The next stage is to transfer the embryos, which is a quick but precise process. Mid-January I started the following medications: Estradiol 2mg 3x per day, Minivelle patch rotated every 3 days, and 100mL of Progesterone in Oil (intramuscular injection) 1x per day. The day before the transfer I added in Prednisone, to suppress the immune system (so that your body doesn’t attack the embryos, since they’re a “foreign object”). We had our FET on January 30th, followed by 3 days of bed rest (for me, not Kevin, haha). In addition to all of the other medications, my doctor recommended that we also do 1mL of Heparin (blood thinner) twice a day. There’s a lot of research that indicates blood thinners help with recurrent miscarriages and since there weren’t any obscene risks to taking it, we decided to go ahead and try it. I continued (most of) these medications until I was 10 weeks, in addition to Synthroid, baby aspirin, prenatal vitamins, and Folgard.
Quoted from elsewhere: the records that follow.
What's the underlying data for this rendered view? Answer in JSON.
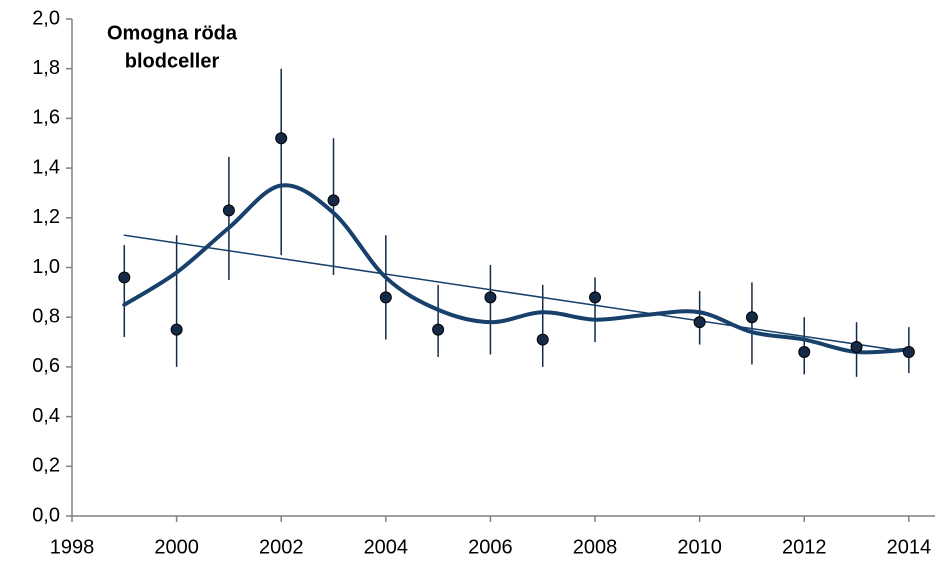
{
  "chart_data": {
    "type": "errorbar",
    "title": [
      "Omogna röda",
      "blodceller"
    ],
    "x": [
      1999,
      2000,
      2001,
      2002,
      2003,
      2004,
      2005,
      2006,
      2007,
      2008,
      2010,
      2011,
      2012,
      2013,
      2014
    ],
    "values": [
      0.96,
      0.75,
      1.23,
      1.52,
      1.27,
      0.88,
      0.75,
      0.88,
      0.71,
      0.88,
      0.78,
      0.8,
      0.66,
      0.68,
      0.66
    ],
    "low": [
      0.72,
      0.6,
      0.95,
      1.05,
      0.97,
      0.71,
      0.64,
      0.65,
      0.6,
      0.7,
      0.69,
      0.61,
      0.57,
      0.56,
      0.575
    ],
    "high": [
      1.09,
      1.13,
      1.445,
      1.8,
      1.52,
      1.13,
      0.93,
      1.01,
      0.93,
      0.96,
      0.905,
      0.94,
      0.8,
      0.78,
      0.76
    ],
    "color": "#142a46",
    "smooth": {
      "color": "#17406b",
      "x": [
        1999,
        2000,
        2001,
        2002,
        2003,
        2004,
        2005,
        2006,
        2007,
        2008,
        2009,
        2010,
        2011,
        2012,
        2013,
        2014
      ],
      "values": [
        0.85,
        0.98,
        1.16,
        1.33,
        1.22,
        0.96,
        0.83,
        0.78,
        0.82,
        0.79,
        0.81,
        0.82,
        0.74,
        0.71,
        0.66,
        0.67
      ]
    },
    "trend": {
      "color": "#17406b",
      "x": [
        1999,
        2014
      ],
      "values": [
        1.13,
        0.66
      ]
    },
    "xlim": [
      1998,
      2014.5
    ],
    "xticks": [
      1998,
      2000,
      2002,
      2004,
      2006,
      2008,
      2010,
      2012,
      2014
    ],
    "ylim": [
      0,
      2
    ],
    "yticks": [
      {
        "value": 0,
        "label": "0,0"
      },
      {
        "value": 0.2,
        "label": "0,2"
      },
      {
        "value": 0.4,
        "label": "0,4"
      },
      {
        "value": 0.6,
        "label": "0,6"
      },
      {
        "value": 0.8,
        "label": "0,8"
      },
      {
        "value": 1,
        "label": "1,0"
      },
      {
        "value": 1.2,
        "label": "1,2"
      },
      {
        "value": 1.4,
        "label": "1,4"
      },
      {
        "value": 1.6,
        "label": "1,6"
      },
      {
        "value": 1.8,
        "label": "1,8"
      },
      {
        "value": 2,
        "label": "2,0"
      }
    ]
  }
}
The transfer went amazing. Within a few days I felt implantation cramping, aches, and pains, which was a great indication that it had been successful. That is another important bit of knowledge I’d like to pass along to anyone reading this: IVF is not a guarantee. Everything can be done “right”, and just like with natural ovulation and conception cycles, it can still fail. We chose to implant two embryos to boost our chance of ending up with one baby, and in our case this “worked out” (I say that with quotations, because there is still a level of disappointment that we lost one of the embryos shortly after it implanted). Sometimes it doesn’t work. Sometimes it takes multiple rounds of IVF, thousands upon thousands of dollars, and months/years of putting your body through the stress and strain of fertility medications. It’s a blessing that it worked and that I’m here typing this at (almost) 20 weeks pregnant.
As always, all questions are welcome! XO’s.